Chairman of the Association of Indonesian Physicians Concerned about HIV/AIDS and coordinator of the HIV/AIDS clinic at the Cipto Mangunkusumo General Hospital (RSCM), Samsuridjal Djauzi, said in Jakarta on Friday only some 15,000 people with HIV/AIDS in Indonesia were currently receiving ARV therapy.

"Most of these people don't even know of their status (as people living with HIV/AIDS), while others live too far from hospitals to receive treatment," he told reporters on the sidelines of the two-day "2008 Clinical Research Meeting on HIV/AIDS".

The meeting, which started Friday at RSCM in Central Jakarta, is being attended by experts and physicians from hospitals, community health centers and penitentiaries providing HIV/AIDS treatment across the country.

A lack of certain drugs, especially imported ones, has further hampered treatment, according to speakers.

Samsuridjal said most of the 15,000 people being treated were receiving the first-line ARV course, which has been funded by the government for the last few years.

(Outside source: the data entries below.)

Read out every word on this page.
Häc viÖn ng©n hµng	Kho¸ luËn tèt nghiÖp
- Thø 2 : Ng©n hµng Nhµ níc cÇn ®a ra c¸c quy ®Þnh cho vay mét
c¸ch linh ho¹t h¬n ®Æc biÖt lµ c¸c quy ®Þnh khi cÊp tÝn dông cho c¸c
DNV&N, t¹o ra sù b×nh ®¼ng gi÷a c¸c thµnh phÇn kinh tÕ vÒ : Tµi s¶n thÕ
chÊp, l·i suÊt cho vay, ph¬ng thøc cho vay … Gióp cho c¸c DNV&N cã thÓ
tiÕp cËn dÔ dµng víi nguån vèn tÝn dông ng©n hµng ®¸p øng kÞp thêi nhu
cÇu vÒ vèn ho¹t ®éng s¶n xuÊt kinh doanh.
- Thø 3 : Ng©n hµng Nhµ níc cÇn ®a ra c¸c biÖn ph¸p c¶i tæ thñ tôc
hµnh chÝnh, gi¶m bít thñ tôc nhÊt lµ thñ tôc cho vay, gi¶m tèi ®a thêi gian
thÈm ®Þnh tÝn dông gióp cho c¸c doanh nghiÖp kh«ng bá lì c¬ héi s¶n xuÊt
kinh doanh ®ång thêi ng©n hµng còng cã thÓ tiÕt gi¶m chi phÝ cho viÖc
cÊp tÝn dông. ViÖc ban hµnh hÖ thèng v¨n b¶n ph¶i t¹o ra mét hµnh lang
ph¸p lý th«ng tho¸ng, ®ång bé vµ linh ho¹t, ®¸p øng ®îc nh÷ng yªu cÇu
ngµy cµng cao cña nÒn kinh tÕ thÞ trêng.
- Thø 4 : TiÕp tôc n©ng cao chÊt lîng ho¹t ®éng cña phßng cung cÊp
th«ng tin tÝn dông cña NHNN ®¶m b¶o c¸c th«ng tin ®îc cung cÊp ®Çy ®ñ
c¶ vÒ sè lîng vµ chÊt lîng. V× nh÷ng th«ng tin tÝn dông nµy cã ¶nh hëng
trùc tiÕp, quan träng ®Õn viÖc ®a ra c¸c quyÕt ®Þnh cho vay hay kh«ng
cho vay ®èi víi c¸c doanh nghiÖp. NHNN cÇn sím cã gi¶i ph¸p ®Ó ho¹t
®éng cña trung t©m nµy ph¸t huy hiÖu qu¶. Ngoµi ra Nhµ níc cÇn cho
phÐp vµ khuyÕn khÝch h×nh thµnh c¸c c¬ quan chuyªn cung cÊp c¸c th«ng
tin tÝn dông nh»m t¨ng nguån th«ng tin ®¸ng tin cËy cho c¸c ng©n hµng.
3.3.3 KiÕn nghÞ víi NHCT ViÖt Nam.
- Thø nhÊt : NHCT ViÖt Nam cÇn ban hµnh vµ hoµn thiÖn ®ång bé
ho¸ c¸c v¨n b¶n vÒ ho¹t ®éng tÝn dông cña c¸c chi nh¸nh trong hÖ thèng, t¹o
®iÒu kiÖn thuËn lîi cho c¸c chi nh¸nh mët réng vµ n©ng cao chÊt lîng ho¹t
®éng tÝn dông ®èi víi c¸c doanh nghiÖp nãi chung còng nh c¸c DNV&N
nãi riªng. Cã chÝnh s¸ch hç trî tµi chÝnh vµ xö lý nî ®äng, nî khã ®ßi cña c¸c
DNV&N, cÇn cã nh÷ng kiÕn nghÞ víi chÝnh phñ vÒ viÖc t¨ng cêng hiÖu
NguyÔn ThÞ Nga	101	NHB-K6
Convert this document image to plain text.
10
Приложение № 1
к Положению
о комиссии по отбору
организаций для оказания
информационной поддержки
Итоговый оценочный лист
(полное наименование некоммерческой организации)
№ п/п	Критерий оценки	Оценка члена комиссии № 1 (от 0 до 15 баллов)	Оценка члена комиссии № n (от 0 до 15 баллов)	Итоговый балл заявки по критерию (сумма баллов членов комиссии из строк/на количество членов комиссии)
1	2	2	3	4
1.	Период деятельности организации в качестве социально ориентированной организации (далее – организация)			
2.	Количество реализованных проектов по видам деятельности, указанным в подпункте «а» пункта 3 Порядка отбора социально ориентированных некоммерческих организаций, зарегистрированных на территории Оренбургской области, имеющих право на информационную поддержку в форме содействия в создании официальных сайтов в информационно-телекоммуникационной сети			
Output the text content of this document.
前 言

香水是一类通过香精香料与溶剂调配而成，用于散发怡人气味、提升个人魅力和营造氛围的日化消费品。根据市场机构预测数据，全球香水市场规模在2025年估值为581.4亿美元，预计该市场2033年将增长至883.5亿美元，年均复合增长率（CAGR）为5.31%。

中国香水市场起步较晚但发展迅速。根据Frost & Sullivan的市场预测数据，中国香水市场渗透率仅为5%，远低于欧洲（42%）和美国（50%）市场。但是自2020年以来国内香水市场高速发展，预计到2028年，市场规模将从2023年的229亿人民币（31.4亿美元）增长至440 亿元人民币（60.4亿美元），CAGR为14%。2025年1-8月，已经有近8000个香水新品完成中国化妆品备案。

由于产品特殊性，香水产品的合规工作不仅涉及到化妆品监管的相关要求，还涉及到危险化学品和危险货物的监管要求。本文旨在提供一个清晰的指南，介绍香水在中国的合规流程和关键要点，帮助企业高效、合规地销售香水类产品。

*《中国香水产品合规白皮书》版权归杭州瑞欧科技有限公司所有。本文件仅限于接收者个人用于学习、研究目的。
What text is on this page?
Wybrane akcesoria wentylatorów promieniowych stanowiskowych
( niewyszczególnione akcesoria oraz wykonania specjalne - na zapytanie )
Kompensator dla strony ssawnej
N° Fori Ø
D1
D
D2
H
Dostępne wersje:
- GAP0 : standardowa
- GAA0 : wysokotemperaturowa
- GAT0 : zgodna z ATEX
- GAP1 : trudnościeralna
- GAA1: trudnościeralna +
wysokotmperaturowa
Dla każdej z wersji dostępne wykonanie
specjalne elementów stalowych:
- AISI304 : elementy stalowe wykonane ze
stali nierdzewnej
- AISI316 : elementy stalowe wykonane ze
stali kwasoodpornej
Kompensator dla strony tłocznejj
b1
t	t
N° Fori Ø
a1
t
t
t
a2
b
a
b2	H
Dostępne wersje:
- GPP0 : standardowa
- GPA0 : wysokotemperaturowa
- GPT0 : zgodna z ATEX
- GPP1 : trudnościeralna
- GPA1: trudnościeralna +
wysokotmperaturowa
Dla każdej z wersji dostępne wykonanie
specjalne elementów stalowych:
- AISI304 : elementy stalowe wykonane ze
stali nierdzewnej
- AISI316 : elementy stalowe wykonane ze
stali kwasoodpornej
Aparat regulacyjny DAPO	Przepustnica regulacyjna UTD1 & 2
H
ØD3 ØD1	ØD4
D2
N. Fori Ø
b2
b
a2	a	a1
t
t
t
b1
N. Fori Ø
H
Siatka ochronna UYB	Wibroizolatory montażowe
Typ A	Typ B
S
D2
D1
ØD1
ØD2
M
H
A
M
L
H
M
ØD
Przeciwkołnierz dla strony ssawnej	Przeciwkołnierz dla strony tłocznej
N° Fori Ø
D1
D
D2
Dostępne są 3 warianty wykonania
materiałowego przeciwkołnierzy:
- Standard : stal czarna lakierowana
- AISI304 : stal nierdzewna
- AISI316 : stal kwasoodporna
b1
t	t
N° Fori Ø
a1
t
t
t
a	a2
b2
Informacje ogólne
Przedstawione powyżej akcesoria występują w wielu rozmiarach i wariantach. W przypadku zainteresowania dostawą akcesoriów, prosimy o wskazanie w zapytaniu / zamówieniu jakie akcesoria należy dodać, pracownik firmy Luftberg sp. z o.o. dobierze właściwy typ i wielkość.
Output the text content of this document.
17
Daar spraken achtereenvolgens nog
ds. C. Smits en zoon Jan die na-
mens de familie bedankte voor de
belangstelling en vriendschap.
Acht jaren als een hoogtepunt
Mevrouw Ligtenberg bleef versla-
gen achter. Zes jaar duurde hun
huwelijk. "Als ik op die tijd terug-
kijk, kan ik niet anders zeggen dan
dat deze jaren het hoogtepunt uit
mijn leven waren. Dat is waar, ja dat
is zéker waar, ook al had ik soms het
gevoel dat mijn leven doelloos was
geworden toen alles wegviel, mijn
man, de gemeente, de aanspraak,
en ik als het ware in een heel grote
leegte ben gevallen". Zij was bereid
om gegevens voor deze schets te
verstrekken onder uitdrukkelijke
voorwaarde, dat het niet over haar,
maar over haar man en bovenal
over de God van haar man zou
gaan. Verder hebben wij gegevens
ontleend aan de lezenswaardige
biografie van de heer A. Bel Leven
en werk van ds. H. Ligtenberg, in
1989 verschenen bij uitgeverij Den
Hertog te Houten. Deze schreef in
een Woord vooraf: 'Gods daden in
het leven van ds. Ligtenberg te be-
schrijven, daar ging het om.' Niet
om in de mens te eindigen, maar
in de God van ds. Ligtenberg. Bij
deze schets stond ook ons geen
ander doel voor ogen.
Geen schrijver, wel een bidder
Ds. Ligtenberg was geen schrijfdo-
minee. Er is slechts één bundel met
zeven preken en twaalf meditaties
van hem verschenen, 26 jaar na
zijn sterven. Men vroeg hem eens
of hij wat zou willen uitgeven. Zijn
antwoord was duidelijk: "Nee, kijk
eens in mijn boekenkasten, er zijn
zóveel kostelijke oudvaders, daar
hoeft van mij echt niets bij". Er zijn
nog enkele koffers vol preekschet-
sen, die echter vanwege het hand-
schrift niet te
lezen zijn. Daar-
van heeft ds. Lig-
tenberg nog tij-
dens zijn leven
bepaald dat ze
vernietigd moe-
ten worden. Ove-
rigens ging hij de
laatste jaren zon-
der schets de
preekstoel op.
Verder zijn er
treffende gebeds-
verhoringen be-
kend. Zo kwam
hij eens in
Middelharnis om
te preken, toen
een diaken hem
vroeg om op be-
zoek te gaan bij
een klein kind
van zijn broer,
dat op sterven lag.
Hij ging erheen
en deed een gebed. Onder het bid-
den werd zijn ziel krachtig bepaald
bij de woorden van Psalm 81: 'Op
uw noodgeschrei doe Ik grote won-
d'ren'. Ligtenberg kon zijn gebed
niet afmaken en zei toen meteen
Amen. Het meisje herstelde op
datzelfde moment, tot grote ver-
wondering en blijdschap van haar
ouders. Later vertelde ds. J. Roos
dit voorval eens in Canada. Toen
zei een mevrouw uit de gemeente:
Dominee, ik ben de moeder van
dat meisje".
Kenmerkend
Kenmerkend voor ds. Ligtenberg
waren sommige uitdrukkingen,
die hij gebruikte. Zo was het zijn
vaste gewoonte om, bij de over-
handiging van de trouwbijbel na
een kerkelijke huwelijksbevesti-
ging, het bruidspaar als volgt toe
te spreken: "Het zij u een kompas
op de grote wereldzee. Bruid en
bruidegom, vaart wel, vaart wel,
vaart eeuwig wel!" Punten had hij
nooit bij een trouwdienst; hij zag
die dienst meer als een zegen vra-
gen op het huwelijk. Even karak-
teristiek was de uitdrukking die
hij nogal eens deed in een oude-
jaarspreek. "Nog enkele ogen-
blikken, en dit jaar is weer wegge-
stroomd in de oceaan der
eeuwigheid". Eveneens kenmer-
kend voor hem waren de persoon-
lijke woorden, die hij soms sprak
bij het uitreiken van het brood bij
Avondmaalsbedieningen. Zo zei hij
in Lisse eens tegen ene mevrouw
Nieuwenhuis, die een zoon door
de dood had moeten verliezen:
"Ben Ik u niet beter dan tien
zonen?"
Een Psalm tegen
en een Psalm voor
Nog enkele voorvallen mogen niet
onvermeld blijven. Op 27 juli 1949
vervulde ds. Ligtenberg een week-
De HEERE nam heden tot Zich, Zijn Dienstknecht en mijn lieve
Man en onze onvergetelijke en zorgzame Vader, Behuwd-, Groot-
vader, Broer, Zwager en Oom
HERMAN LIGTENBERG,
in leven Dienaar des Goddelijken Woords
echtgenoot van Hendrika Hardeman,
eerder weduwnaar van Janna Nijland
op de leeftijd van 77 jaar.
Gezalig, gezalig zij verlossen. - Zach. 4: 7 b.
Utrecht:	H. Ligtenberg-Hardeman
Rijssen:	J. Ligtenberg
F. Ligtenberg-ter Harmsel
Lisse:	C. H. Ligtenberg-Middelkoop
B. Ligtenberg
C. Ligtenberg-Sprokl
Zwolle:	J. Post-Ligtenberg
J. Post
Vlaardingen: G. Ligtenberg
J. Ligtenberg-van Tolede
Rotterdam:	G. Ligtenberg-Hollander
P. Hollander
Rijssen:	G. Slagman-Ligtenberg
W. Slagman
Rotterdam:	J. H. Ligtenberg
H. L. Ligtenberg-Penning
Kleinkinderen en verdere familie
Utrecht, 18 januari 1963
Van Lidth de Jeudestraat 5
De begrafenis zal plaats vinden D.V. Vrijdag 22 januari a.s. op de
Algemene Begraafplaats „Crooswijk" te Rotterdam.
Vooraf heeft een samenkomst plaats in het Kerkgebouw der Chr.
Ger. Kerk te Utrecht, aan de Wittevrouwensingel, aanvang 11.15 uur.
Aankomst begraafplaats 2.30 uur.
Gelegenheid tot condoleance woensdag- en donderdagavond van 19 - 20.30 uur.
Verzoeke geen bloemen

The course consists of AZT, d4T, 3TC, Nevirapine and Efavirenz, which is the only drug of the four that is imported.

He said while the number of those treated had steadily increased, funds allocated by the government had not kept up with demand, resulting in a lack of supply of the imported Efavirenz in Jakarta's hospitals over the last month.

He said such restrictions would result in the ARV therapy being discontinued, which could prompt HIV resistance to first-line drugs.

"If the HIV becomes resistant, then we have to shift to the second-line ARV therapy, which is far more expensive and has more severe side-effects," he said, adding that, currently, only 5 percent of Indonesians living with HIV/AIDS were treated with the second-line option, which is typically supplied and funded by donor institutions.

He said the percentage use of second-line ARV therapies would rise yearly following a global increase in HIV resistance to the first-line treatment, and that adherence to the directions for ARV drug usage was crucial, describing it as "the key to the success of HIV/AIDS therapy".

"How can we tell patients to adhere to the drugs' directions if we can't always make the drugs available to them?" he said.

Robert Kosasih, a doctor at Dharmais Cancer Hospital, said among the factors influencing patients' commitment to the rules of anti-retroviral drug courses were the convenience of taking the drugs, the drugs' side-effects, patient background knowledge of the disease and medicine, and the implementation of a reminder policy during therapy sessions.

Artisto Adi Yussac of RSCM said the mortality rate among those using a combination of ARV drugs within two years of starting anti-retroviral therapy was 4.9 percent, based on a recent study involving 367 people treated at the hospital.